A conventional in vitro culture condition revealed that CD41+CMPs completely lacked erythroid or granulocyte/monocyte (GM) lineage potentials, whereas CD41-CMPs generated all types of myeloid colonies. To analyze Meg-lineage potential, we cultured them at a serum-free culture condition that is highly-optimized for Meg differentiation. The majority of single CD41+CMPs gave rise to pure megakaryocyte colonies.

In addition, the novel immunodeficient mouse strain, which was recently developed by us and could support human Meg-lineage hematopoiesis much more than any strains available today, enabled us to evaluate in vivo differentiation potential of lineage-restricted progenitors. As a result, CD41+CMPs showed unipotent and robust Meg-lineage differentiation potential compared to MEPs.

In order to elucidate gene expression profiling of CD41+CMPs more precisely, we performed cDNA microarray experiment. GSEA (Gene Set Enrichment Analysis) revealed that CD41+CMPs up-regulated Meg lineage-specific genes related to megakaryocyte development, platelet production, platelet activation and aggregation, and down-regulated erythroid and GM lineage-affiliated genes, clearly reflecting their lineage potentials.

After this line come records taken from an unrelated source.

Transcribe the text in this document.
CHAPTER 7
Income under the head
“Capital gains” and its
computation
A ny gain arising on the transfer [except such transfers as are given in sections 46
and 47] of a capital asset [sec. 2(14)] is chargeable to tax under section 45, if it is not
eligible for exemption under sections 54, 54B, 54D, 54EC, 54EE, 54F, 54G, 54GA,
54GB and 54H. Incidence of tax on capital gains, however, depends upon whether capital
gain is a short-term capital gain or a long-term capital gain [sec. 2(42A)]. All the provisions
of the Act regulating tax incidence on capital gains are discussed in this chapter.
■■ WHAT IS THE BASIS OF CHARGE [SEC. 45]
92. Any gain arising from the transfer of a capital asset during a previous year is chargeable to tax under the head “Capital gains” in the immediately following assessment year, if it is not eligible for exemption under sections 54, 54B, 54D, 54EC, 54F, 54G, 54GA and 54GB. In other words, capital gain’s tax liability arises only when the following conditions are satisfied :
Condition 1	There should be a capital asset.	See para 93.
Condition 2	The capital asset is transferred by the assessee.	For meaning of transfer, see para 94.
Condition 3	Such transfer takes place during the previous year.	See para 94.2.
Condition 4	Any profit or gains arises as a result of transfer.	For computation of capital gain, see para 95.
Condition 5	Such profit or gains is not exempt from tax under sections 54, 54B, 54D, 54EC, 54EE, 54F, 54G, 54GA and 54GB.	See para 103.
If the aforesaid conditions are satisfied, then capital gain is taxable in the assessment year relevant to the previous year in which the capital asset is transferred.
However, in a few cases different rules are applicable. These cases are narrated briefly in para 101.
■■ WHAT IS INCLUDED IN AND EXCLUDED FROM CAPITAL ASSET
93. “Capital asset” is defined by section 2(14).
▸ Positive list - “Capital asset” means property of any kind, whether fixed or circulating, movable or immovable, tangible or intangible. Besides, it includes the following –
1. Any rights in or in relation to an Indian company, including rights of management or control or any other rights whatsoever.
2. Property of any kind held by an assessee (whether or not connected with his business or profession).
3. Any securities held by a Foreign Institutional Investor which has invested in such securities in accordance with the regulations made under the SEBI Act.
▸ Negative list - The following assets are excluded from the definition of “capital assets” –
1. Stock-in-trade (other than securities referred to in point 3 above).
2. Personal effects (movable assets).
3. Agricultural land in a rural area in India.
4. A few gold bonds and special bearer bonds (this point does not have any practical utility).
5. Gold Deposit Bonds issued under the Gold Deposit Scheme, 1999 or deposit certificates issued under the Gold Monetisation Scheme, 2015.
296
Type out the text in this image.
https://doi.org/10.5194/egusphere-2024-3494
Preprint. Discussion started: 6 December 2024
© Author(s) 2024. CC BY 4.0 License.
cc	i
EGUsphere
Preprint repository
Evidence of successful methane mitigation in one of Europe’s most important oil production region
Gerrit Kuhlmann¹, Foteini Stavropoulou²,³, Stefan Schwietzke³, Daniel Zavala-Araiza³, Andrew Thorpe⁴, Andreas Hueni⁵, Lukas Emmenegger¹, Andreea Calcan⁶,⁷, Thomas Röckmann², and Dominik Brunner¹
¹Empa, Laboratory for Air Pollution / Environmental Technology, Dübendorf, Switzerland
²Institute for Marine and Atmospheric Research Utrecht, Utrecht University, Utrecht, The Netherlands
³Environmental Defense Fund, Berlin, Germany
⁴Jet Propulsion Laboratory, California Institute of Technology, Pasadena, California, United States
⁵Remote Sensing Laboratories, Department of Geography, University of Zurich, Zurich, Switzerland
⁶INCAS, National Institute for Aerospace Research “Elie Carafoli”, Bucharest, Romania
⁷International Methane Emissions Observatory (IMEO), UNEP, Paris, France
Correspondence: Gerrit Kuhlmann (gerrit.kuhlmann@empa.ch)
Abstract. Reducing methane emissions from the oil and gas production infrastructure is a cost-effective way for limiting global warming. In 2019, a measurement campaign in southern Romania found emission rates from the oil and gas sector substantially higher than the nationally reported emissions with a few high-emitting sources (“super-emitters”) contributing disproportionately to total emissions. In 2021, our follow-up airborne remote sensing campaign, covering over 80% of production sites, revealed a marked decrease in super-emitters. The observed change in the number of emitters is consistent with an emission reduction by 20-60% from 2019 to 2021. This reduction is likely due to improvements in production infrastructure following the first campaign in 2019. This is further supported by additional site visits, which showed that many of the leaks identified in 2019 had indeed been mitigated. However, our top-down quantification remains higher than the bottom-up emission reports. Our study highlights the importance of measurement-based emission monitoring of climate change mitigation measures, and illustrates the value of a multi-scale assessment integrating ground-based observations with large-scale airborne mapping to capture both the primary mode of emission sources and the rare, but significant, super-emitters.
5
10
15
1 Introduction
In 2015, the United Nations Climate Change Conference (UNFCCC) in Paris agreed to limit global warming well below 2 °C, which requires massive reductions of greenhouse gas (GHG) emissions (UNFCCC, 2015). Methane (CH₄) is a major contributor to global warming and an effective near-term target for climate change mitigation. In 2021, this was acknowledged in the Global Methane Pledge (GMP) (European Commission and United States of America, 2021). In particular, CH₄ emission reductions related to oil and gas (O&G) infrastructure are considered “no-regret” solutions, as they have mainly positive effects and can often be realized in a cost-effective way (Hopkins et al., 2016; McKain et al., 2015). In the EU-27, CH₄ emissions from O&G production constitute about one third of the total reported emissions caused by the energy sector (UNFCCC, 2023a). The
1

We also evaluated lineal relationship of these populations in vitro. While MEP did not give rise to CD41+CMPs, CD41-CMPs successfully generated MegPs, suggesting that CD41+CMPs could be the progeny of CD41-CMPs. 

Therefore, we defined the CD41+CMP as a human MegP. The Meg colony-producing potential of MegPs was almost thirty times as strong as that of MEPs on per-cell-basis, indicating that this population is the major source of Megs rather than MEP.

Finally, to evaluate the pathophysiological significance of MegPs in human diseases, we analyzed population frequencies of each stem/progenitor population in essential thrombocythemia (ET) patients’ bone marrow. The MegP pool dramatically expanded in ET BM as compared to that in normal BM (24.2 ± 8.6 % vs. 7.9 ± 3.2 % of CMP). We also evaluated JAK2 mutation (V617F) burden in each stem/progenitor population by utilizing the digital PCR method with allele specific probes and the amplicon sequencing-based detection. As a result, JAK2 mutation is highly concentrated to MegP population in accordance with expansion of MegP, suggesting that this population should play an important role in pathogenesis of ET.

In summary, we have prospectively identified the unipotent MegP population, which was endowed with robust Meg potential and emerged directly from CMPs bypassing MEPs. The newly-identified MegPs robustly contribute to physiological and pathological human megakaryopoiesis including ET.